Er komen tal van symbolen voor in hindoekunst. Elk symbool heeft een speciale betekenis.

  • De swastika is een eeuwenoud universeel symbool met een diep spirituele betekenis van voorspoed en geluk; in India is het een vanzelfsprekend element van het straatbeeld, vooral op tempels en vrachtwagens.
  • Ohm staat voor perfectie (zie het heilige geluid hieronder).
  • De lotusbloem is een symbool voor Vishnu.
  • Het Shri-symbool is een teken van welvaart en welzijn.
  • Het heilige geluid. Dit is het geluid ‘Ohm’. Hindoes geloven dat het een symbool is van geestelijke volmaaktheid en dat dit geluid aan de vorming van het universum vooraf ging. Het wordt uitgesproken aan het begin van gebeden, zegeningen, ceremonies en lezingen uit de heilige boeken en wordt ook wel eens gebruikt tijdens meditatie.

God/goden en filosofie

Binnen het hindoeïsme bestaan veel verschillende stromingen. Er zijn hindoes die monotheïstisch zijn, hindoes die polytheïstisch zijn en hindoes die monistisch zijn. De monotheïsten zien elke 'god' als facet van de ene God. De monisten geloven dat God en de ziel één zijn.
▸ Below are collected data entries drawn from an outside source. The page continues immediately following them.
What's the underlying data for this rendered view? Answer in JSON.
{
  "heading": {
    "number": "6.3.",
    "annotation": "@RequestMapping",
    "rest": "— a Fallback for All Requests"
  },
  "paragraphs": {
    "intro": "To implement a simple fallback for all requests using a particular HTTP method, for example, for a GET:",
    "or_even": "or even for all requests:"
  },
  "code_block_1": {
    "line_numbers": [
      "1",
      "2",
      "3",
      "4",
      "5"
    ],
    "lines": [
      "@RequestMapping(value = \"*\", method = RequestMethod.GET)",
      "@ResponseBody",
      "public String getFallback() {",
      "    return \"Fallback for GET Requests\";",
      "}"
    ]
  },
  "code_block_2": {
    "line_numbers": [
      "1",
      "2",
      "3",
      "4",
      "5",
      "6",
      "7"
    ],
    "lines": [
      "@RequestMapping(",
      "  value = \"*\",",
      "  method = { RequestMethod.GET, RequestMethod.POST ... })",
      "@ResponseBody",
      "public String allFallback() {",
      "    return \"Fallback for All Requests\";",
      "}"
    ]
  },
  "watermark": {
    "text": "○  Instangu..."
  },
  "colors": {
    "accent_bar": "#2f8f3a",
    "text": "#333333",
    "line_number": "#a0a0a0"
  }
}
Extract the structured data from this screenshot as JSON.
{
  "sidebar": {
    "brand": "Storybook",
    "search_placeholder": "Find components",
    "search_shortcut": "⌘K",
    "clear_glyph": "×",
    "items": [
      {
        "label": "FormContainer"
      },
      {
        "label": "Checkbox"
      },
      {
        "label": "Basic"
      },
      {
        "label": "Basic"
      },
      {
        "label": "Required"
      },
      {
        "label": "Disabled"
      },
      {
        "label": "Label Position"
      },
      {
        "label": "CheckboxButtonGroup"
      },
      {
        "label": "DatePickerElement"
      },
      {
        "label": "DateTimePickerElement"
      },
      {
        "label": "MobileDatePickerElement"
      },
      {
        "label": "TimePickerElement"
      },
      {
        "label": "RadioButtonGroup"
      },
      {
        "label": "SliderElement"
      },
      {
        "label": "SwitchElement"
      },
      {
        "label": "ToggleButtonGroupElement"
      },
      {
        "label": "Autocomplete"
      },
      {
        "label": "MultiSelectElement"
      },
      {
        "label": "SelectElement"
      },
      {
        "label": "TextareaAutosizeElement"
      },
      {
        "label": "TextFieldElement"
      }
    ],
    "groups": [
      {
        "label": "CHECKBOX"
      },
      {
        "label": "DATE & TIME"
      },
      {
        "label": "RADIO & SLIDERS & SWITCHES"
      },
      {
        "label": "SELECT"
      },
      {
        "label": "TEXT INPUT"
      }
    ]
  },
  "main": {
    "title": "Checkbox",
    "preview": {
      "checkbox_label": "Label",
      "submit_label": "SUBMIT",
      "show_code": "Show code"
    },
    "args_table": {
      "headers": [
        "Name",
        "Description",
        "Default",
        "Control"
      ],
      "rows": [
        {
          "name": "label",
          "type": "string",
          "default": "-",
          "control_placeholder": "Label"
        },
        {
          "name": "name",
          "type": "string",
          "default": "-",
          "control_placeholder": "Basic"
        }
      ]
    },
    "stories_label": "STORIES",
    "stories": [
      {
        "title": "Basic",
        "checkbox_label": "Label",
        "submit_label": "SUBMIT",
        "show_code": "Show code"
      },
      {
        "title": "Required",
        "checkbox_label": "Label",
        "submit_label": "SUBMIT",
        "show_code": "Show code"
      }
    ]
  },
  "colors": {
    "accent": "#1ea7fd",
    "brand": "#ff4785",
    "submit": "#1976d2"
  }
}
Er zijn diverse filosofieën te vinden binnen het hindoeïsme. Zo vallen te onderscheiden:

  • Aprapattivada: afwijzing van filosofische speculatie door Heer Shiva. Geen ondersteuning van viprapattivada, noch van prapattivada.
  • Samkhya : oudste filosofie van Maharshi Kapila vlak voor de komst van Krishna; God is Janya Ishvara, maar Prakrti (Uitvoerend Principe) bestuurt de schepping; Purusha (Bewustzijn) is slechts de katalysator (passief); de vele individuele purusha's zijn geen reflectie van de Kosmische Purusha (dualisme).
  • Prapattivada: onuitgesproken, maar gesteund door de acties en het gedrag van Heer Krishna en te vinden in de veel latere Bhagavata Shastra; prapatti betekent volledige overgave aan de Kosmische wil, zoals gevonden in het Vaishnavisme.
  • Viprapattivada: tegenovergestelde these van prapattivada.
  • Vishuddha Advaetavada (non-dualisme) of Uttara Miimamsa Darshana: van Vadarayana Vyasa (lang na Krishna) en later verder ontwikkeld door Shankaracharya met zijn Mayavada (90%): alleen Brahma is werkelijkheid; de schepping (jagat) is vals of illusionair; alle jiiva's (microcosmossen) zijn Brahma; het lijkt of dingen gebeuren, maar in werkelijkheid is dit alles (het spel van) Maya. De Shunyavada (de ultieme werkelijkheid is leegte) van het boeddhisme lijkt hier wel wat op.
  • Vishishtadvaetavada: de wereld is niet gelijk aan Maya en Parama Purusha is het centrum van het universum. Mahavishnuvada: Godheid Mahavishnu zit in het centrum van en bestuurt de Kosmos; de jiivas zijn Zijn "vonk-uitdrukkingen", als vonken komen zij uit Hem voort, maar de vonken keren niet terug naar hun oorsprong.
  • Dvaetavada (dualisme): er zijn jiiva's (microkosmossen) en er is een Hoogste Controlerende Kern (Macrokosmos); jiiva's kunnen alleen door devotie richting Macrokosmos gaan (niet door daden of kennis); hoe dichter bij die Kern, hoe meer de jiiva daar op gaat lijken (radha gaat op Krishna lijken); daden of kennis dienen slechts om de devotie groter te maken, maar de jiiva blijft altijd gescheiden van Parama Purusha (Krishna).
  • Dvaetadvaetavada (dualistisch non-dualisme): door sadhana komt de aanvankelijk gescheiden jiiva zo dicht bij Parama Purusha dat hij er in opgaat als suiker in water; de wereld is een relatieve werkelijkheid die niet ontkend kan worden; onduidelijk blijft waar de jiiva's vandaan komen.
  • Advaetadvaetadvaetavada (non-dualistisch dualistisch non-dualisme): zelfde als Dvaetadvaetavada maar de jiiva's (individuen) komen nu ook voort uit Parama Purusha (Kosmisch Bewustzijn).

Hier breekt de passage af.